Terrestrial and Aquatic Controls on the Movement of Material Transported Hydrologically Across Vast Arctic River Basins

Substantial increases in solute fluxes (e.g., dissolved organic matter [DOM] and nutrients) have been observed in most major Arctic river networks, but it is unclear why. One hypothesis suggests these patterns are due to in-stream microbial and photochemical processing of DOM, though residence times of soil and stream water are not long enough (given observed biogeochemical rates) to account for all processing that must occur for this to be the only explanation.
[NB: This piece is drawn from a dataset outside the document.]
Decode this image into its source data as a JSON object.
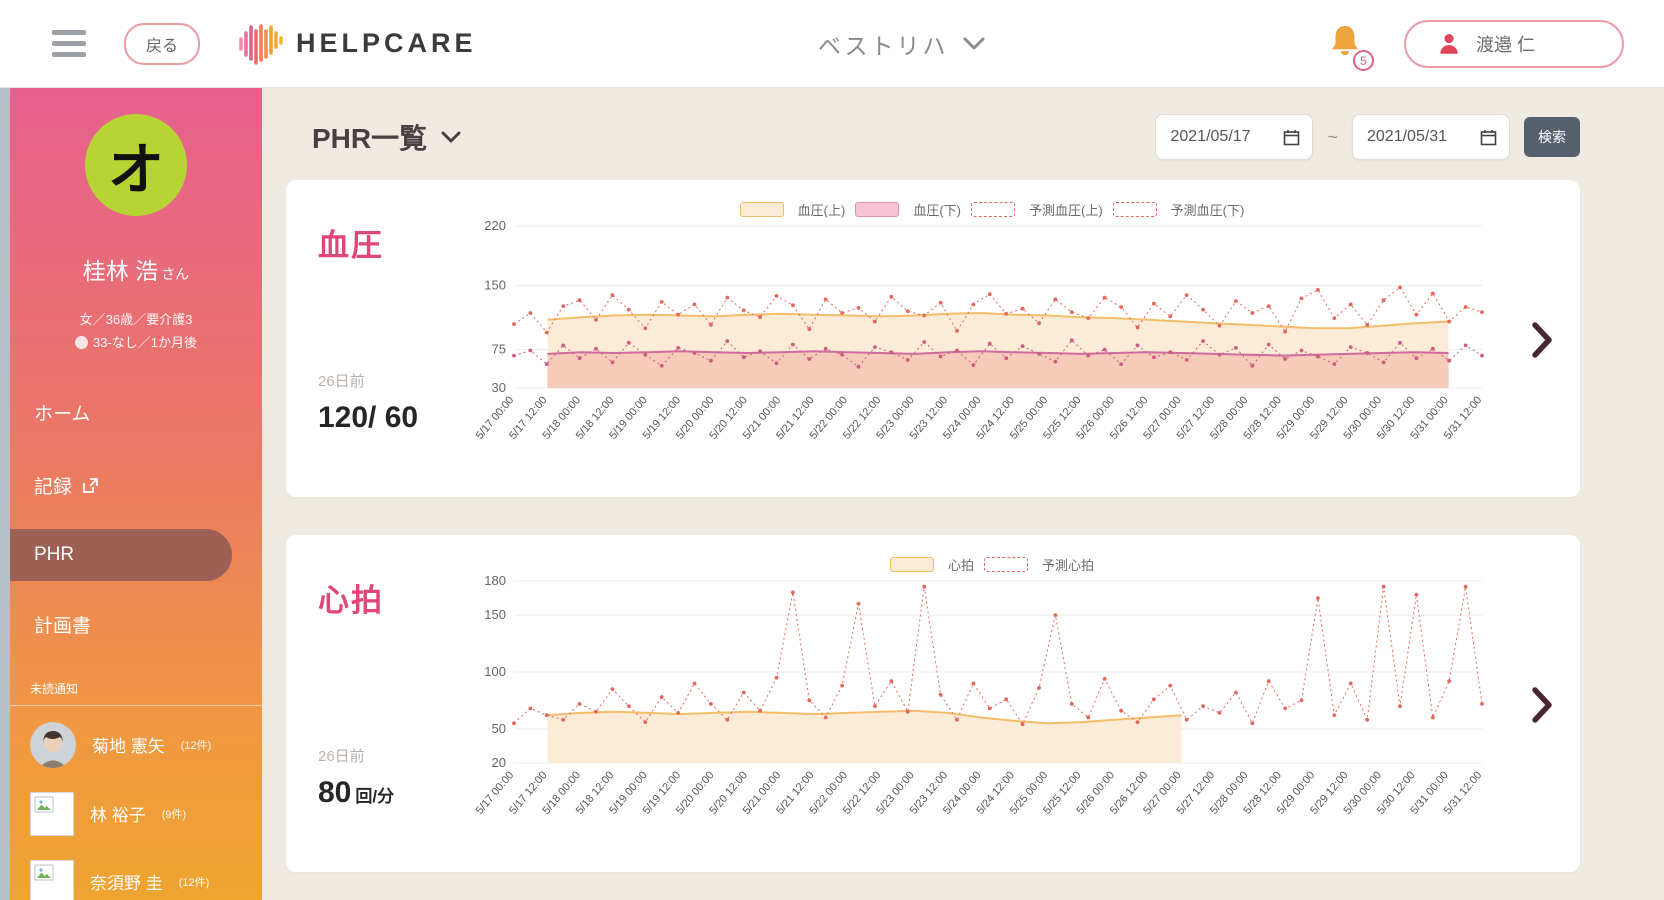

An alternative hypothesis suggests the landscape and soil water, rather than only the aquatic environments of the mainstem and tributaries, are controlling the processing. Said otherwise, systematic differences in vegetation, soil microbial community, and hydrologic residence time create longitudinal patterns in the source and reactivity of DOM and nutrients. To test the above hypotheses, we employed a novel longitudinal study design over a large spatial area, developing hydrologic, chemical, and microbial profiles in multiple basins of similar size from the headwaters to the coast on the North Slope of Alaska. We collected a range of geogenic, biogenic, and exogenous/novel material in soil and water samples in different hydrologic features (e.g., soil water track, tributary, and mainstem) at different landscape positions (e.g., alpine, foothills, and coastal plain) across a longitudinal gradient of ~300 km and an elevation gradient of ~1400 m. Initial results show that profiles of nutrient availability and primary productivity are distinct between the landscape (water track) and aquatic environments (tributary and mainstem), while also showing additional patterns in the longitudinal direction from mountains to sea. Together, these results suggest that both of the above hypotheses are important. Furthermore, our study also provides some of the first measurements that can relate landscape position to the accumulation of human-introduced exogenous matter, such as mercury and microplastics. Thus, our study improves conceptual understanding of material flow in the cryosphere at a critical time when the fate and transport of this material may impact Arctic and global ecosystems in complex ways, from degrading pristine terrestrial and aquatic environments to releasing greenhouse gases to the atmosphere.